Ein Flugzeugträger ist ja eine schwimmende Festung, die mit der Möglichkeit, innerhalb von Minuten Zig Überschall-Kampfflugzeuge auszuspucken, praktisch unangreifbar durch Schiffe oder Flugzeuge ist. Solche Flugzeugträger sind auch die ideale Basis für Bombenflugzeuge, die eine Invasion vorbereiten bzw. beginnen. Meistens sind sie dann noch von riesigen Schlachtschiffen begleitet, was ihre Unangreifbarkeit und Schlagkraft noch erhöht.

Könnten nun vom chinesischen Festland aus alle US-Flugzeugträger, die sich in asiatischen oder pazifischen Gewässern befinden, innerhalb von einer Stunde zerstört werden, würde sich für den Fall eines konventionellen Krieges in Asien unter Beteiligung der USA eine völlig neue Konstellation ergeben.

Das alles ist ja keineswegs nur theoretisch, wenn man die konkreten Gefechte aus den letzten Wochen zwischen Nord- und Südkorea ansieht, das erstere eine chinesische Marionette, das zweite eine US-amerikanische. Auch die Spannungen zwischen Japan und China haben sich im vergangenen Jahr verschärft, wobei Japan ja Verbündeter der USA ist.

Zwar heißt es, das neue Raketensystem der Chinesen sei noch in Entwicklung und mit Kinderkrankheiten behaftet, aber erfahrungsgemäß pflegen die Chinesen solche Probleme in den Griff zu bekommen. Vor allem wird betont, die Chinesen hätten noch nicht genügend Satelliten im Weltraum, um eine perfekte Steuerung jener Raketen zu gewährleisten, aber Peking hat bereits mehrfach bewiesen: Man kann Satelliten in jede erwünschte Umlaufbahn bringen.

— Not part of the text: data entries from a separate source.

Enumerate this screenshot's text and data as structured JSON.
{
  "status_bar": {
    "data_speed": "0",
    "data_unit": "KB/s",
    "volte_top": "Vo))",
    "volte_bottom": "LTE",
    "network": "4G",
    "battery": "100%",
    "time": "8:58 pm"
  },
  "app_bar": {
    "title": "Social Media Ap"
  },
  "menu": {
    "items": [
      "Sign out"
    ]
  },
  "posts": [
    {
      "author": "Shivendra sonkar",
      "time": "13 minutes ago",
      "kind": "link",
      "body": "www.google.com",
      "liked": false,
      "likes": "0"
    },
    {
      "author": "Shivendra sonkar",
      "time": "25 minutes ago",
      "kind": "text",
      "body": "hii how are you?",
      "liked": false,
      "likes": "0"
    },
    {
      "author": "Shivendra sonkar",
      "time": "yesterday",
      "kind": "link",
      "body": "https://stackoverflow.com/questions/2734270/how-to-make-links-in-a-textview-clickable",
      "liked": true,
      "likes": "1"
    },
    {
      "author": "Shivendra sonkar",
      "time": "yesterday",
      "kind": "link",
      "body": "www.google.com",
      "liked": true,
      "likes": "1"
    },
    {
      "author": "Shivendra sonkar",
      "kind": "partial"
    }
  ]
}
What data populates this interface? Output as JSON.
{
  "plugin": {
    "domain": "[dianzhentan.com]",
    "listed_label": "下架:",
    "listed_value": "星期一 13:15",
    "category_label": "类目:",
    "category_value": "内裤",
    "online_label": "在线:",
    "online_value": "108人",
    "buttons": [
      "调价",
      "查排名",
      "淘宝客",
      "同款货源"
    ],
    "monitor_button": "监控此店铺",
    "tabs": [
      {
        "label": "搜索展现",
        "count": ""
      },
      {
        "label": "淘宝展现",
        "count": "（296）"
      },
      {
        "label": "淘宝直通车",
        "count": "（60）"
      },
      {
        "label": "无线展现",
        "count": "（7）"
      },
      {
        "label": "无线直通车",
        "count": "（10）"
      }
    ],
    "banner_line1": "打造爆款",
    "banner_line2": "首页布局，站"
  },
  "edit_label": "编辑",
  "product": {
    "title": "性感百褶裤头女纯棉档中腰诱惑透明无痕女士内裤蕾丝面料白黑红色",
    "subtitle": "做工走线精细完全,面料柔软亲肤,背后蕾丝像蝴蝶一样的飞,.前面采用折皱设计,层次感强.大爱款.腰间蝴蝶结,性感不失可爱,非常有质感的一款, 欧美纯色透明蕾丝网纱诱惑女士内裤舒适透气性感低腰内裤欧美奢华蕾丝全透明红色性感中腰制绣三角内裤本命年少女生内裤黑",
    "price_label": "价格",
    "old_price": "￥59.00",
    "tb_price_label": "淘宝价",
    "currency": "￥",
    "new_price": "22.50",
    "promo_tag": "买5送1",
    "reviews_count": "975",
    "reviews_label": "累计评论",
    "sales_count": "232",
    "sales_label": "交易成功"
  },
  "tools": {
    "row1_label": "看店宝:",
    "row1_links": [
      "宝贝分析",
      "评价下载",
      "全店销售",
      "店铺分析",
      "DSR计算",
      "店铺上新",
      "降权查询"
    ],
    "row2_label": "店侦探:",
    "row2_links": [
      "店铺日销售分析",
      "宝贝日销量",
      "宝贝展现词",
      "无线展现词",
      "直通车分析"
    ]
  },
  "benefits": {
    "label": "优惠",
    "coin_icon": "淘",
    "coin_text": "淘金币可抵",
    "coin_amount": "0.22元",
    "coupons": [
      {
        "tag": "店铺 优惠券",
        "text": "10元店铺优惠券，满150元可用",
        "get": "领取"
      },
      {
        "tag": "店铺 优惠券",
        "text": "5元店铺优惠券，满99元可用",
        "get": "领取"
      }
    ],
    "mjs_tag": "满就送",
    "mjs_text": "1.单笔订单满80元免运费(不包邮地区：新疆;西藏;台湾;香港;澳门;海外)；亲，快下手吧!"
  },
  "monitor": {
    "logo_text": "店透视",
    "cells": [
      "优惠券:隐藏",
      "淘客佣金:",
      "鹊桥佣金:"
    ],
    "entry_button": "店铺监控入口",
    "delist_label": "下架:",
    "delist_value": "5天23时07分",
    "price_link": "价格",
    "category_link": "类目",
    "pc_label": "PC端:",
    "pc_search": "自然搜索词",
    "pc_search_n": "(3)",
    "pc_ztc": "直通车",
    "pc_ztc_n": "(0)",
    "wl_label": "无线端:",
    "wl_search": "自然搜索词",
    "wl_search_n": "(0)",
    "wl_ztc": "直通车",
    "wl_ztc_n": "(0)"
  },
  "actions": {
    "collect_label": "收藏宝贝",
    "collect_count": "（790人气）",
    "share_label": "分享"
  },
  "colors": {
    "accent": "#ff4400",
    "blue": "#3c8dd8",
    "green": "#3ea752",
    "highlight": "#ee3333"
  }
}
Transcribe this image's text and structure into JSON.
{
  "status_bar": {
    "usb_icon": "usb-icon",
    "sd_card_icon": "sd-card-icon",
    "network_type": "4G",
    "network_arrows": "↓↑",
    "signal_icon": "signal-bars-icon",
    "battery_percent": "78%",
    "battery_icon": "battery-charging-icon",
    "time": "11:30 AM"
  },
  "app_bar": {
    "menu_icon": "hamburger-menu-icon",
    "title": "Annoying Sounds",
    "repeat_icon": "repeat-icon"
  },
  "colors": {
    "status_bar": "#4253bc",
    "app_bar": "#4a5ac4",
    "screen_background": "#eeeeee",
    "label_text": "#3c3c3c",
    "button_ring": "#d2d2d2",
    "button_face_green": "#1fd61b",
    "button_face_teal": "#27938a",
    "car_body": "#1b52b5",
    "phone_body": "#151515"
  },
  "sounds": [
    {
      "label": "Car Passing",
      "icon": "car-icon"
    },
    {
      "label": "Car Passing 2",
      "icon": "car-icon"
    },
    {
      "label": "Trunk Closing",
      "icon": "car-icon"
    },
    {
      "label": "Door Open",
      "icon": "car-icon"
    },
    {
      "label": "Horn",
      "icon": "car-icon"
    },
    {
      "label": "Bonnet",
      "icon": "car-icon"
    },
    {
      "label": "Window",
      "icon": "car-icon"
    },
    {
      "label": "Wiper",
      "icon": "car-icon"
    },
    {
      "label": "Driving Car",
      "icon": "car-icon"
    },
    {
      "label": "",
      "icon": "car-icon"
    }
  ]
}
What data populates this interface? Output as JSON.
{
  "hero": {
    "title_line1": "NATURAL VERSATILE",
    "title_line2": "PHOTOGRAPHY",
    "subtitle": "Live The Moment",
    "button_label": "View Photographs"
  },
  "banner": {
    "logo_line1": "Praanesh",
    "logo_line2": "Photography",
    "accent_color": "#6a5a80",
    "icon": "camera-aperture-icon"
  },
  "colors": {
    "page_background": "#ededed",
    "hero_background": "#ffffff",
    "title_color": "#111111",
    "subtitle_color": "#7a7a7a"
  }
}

So hat der US-Minister Robert Gates denn auch schon verlauten lassen, man werde sich eventuell Neues für den Einsatz von Flugzeugträgern einfallen lassen müssen.
Hans Speck - 22. Jan, 23:08

Stark übertrieben?

Aus den Meldungen über die chinesischen ballistischen Anti-Schiffs-Raketen eine Verschiebung des globalen Gleichgewichts abzuleiten grenzt an die Hysterie, welche von den US-Falken als willkommenes Ablenkmanöver von den innenpolitischen Problemen benutzt wird.
Natürlich haben die US-Militärs nach dem unlängst geglückten Test einer solchen Rakete erstmal Zeter und Mordio geschrien, aber was steckt dahinter?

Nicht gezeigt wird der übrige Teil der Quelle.